Feed in Tariff
The Department of Energy and Climate Change introduced the Feed in Tariff for renewable energy in April 2010 to incentivize homes and businesses into installing renewable energy systems. The DECC Feed in Tariff will pay households and businesses for every kilowatt of electricity produced using renewable energy sources such as solar panels an wind turbines. Up to 41.3p per kilowatt hour (p/kWh) will be paid for energy used by the household or business generating the renewable electricity and an extra fixed payment is added for each unit of electricity exported to the national grid.
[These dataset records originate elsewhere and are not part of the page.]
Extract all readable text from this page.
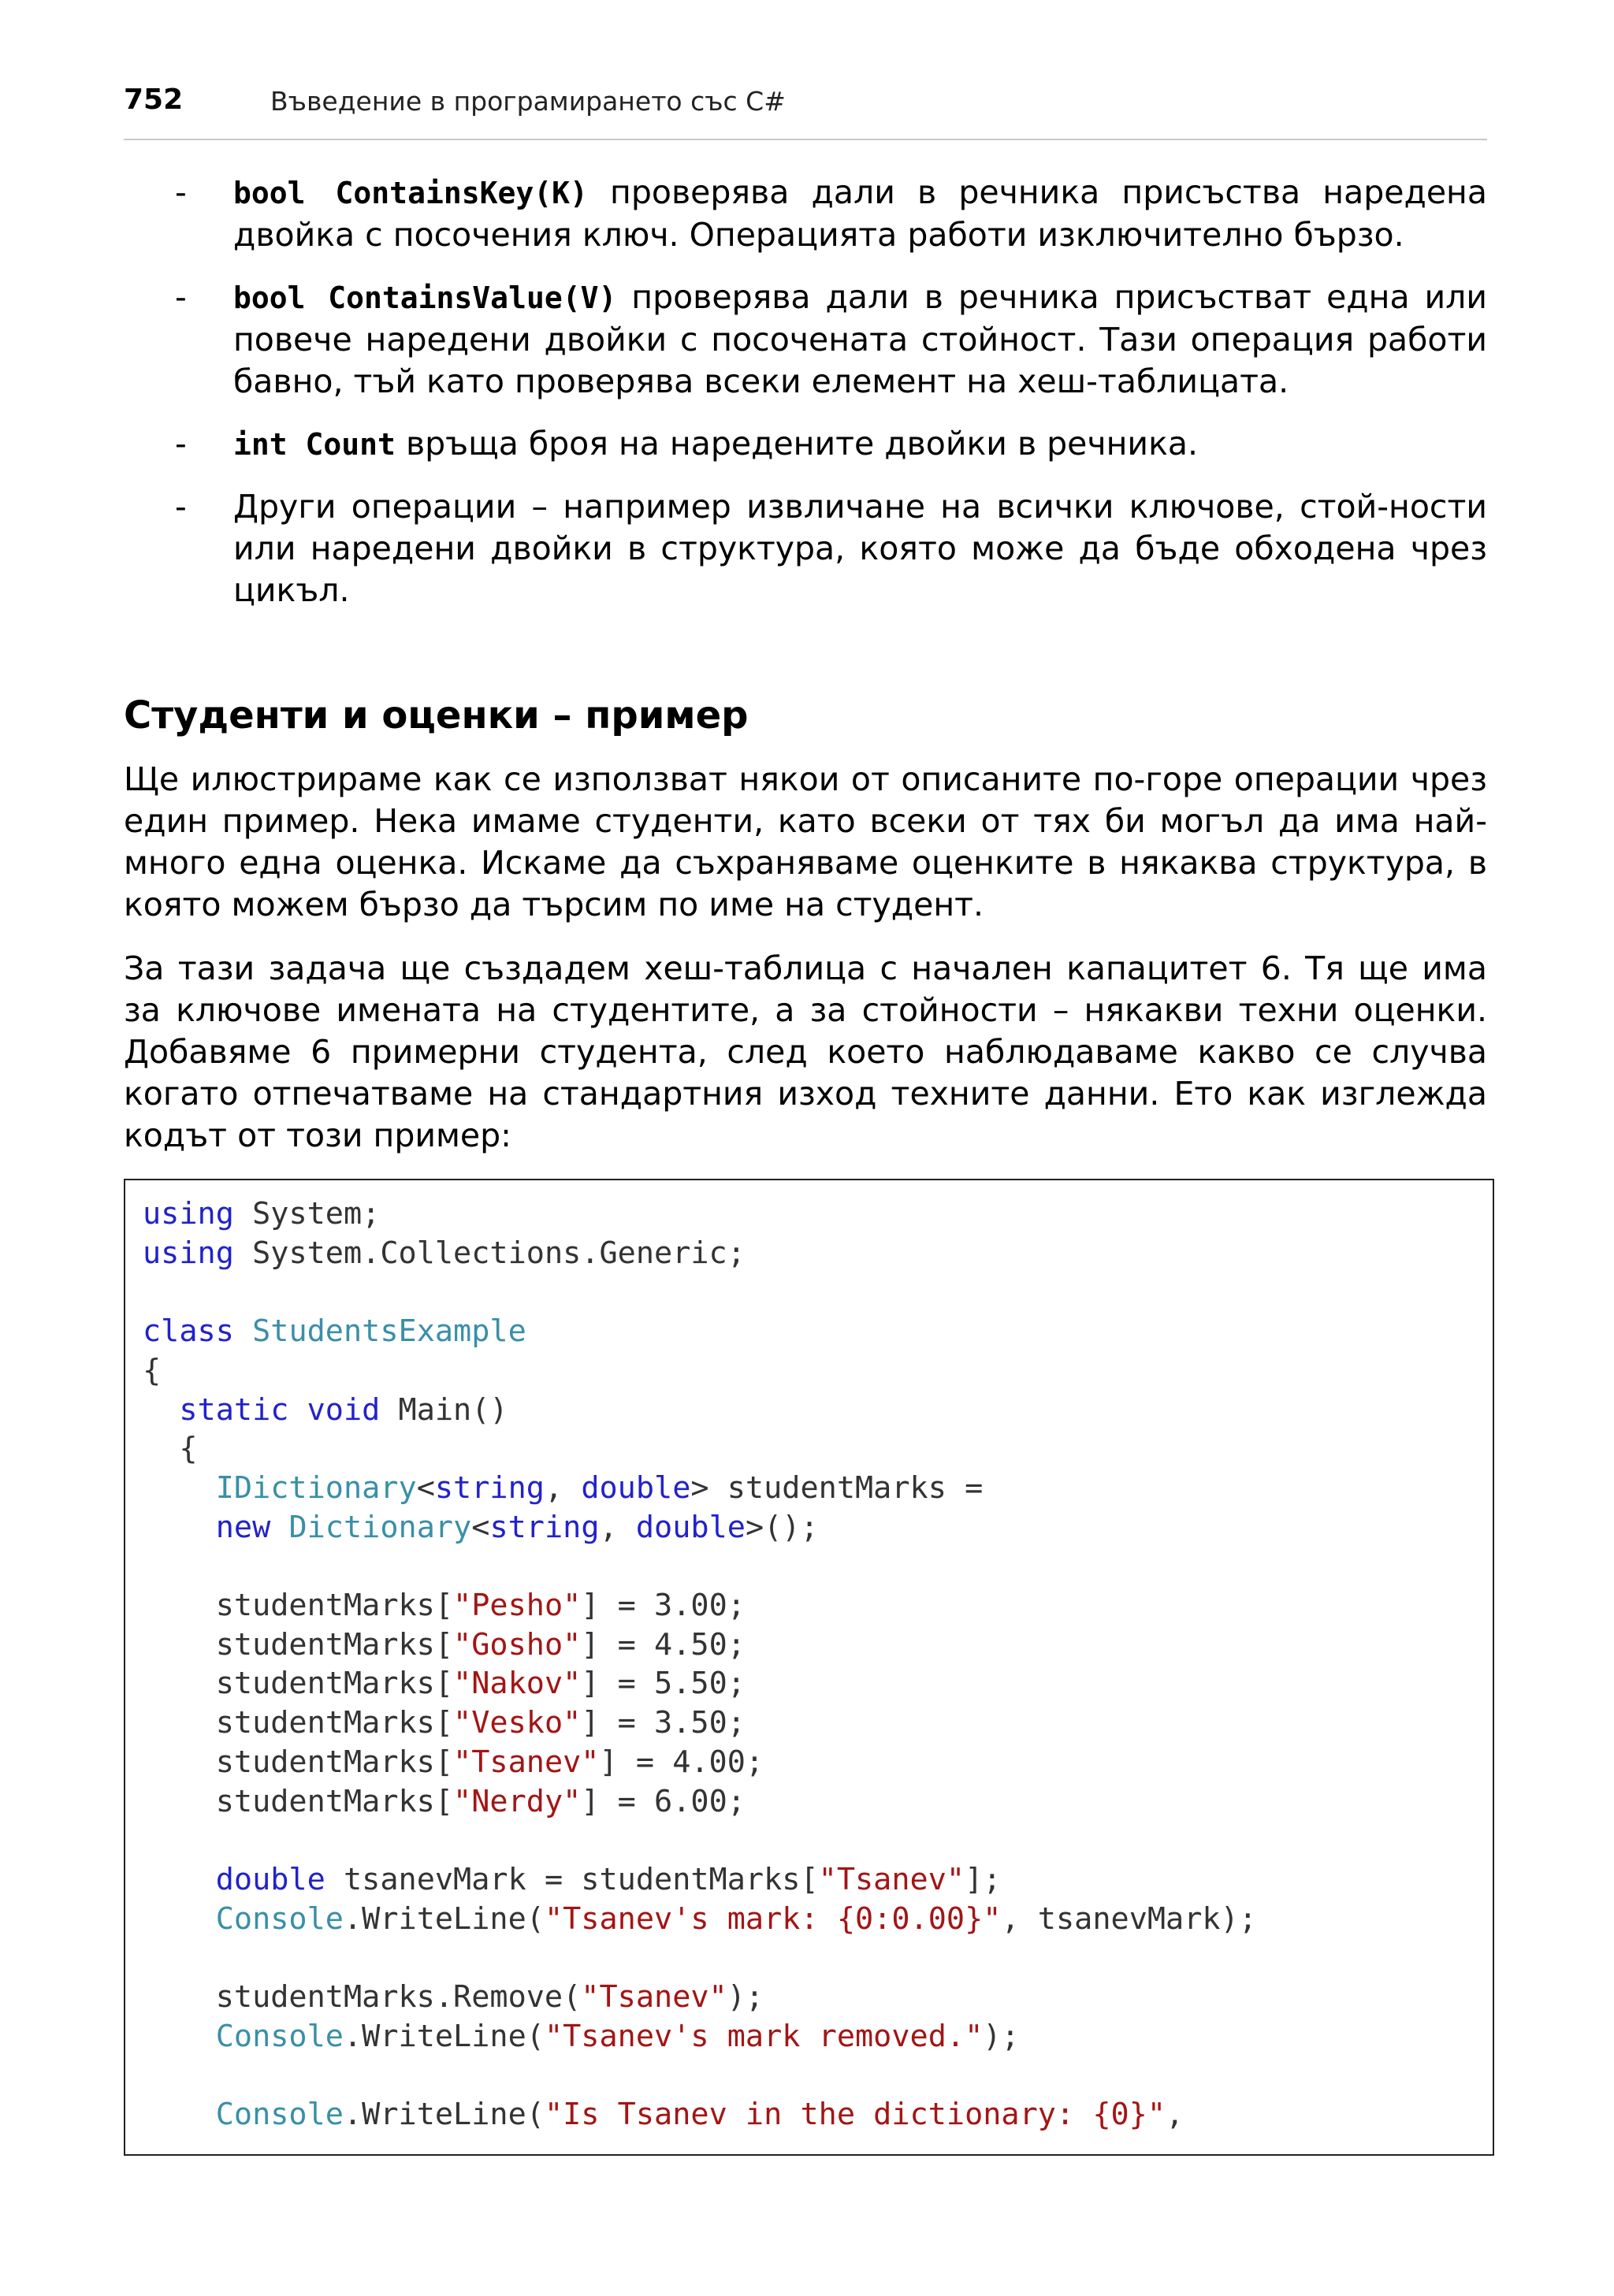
752	Въведение в програмирането със C#
- bool ContainsKey(K) проверява дали в речника присъства наредена двойка с посочения ключ. Операцията работи изключително бързо.
- bool ContainsValue(V) проверява дали в речника присъстват една или повече наредени двойки с посочената стойност. Тази операция работи бавно, тъй като проверява всеки елемент на хеш-таблицата.
- int Count връща броя на наредените двойки в речника.
- Други операции – например извличане на всички ключове, стой-ности или наредени двойки в структура, която може да бъде обходена чрез цикъл.
Студенти и оценки – пример

Ще илюстрираме как се използват някои от описаните по-горе операции чрез един пример. Нека имаме студенти, като всеки от тях би могъл да има най-много една оценка. Искаме да съхраняваме оценките в някаква структура, в която можем бързо да търсим по име на студент.

За тази задача ще създадем хеш-таблица с начален капацитет 6. Тя ще има за ключове имената на студентите, а за стойности – някакви техни оценки. Добавяме 6 примерни студента, след което наблюдаваме какво се случва когато отпечатваме на стандартния изход техните данни. Ето как изглежда кодът от този пример:

using System;
using System.Collections.Generic;

class StudentsExample
{
static void Main()
{
IDictionary<string, double> studentMarks =
new Dictionary<string, double>();

studentMarks["Pesho"] = 3.00;
studentMarks["Gosho"] = 4.50;
studentMarks["Nakov"] = 5.50;
studentMarks["Vesko"] = 3.50;
studentMarks["Tsanev"] = 4.00;
studentMarks["Nerdy"] = 6.00;

double tsanevMark = studentMarks["Tsanev"];
Console.WriteLine("Tsanev's mark: {0:0.00}", tsanevMark);

studentMarks.Remove("Tsanev");
Console.WriteLine("Tsanev's mark removed.");

Console.WriteLine("Is Tsanev in the dictionary: {0}",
Initially, it will be estimated that 50% of energy consumption will be exported until the introduction of smart meters.
Generation - Every kilowatt of power produced will be paid for by the DECC for energy produced by Solar Panels, Wind Turbines, Anaerobic Digestion, Micro-CHP and Hydro Power.
Export Tariff - 3p per kilowatt hour (p/kWh) will be paid as an additional payment for each unit exported back to the national grid. This export will help the national grid provide renewable energy to other homes. The export tariff is paid at the same rate for all renewable technologies.
Energy Cost Savings - The less electricity that is imported from the national grid, the cheaper energy bills will be and the more profit is to be had from energy exports.
The generation and export features of the Feed in Tariff will eventually be handled by the installation of smart meters that will be able to calculate how much renewable energy is being generated and used. It will also be able to calculate accurately how much power was imported from the national grid for use and how much renewable energy is exported back to the grid. Smart meters are very accurate and will share information with one of the main energy providers in the UK who will be responsible for making the payments to households and businesses in the Feed in Tariff for renewable energy.
Although renewable technology may sound like a new concept it has been under consideration for many years as governments tried top work out how best to tackle climate change effectively. The Microgeneration Certification Scheme (MCS) was founded to create and maintain industry standards of workmanship and product quality within the renewable technologies market in the UK. The DECC consult the MCS on best practice by energy professionals and only energy companies accredited by the MCS are approved to supply and install renewable energy systems eligible for Feed in Tariff inclusion. Those considering participation in the government's Fed in Tariff by installing renewable energy systems should only use MCS accredited installers.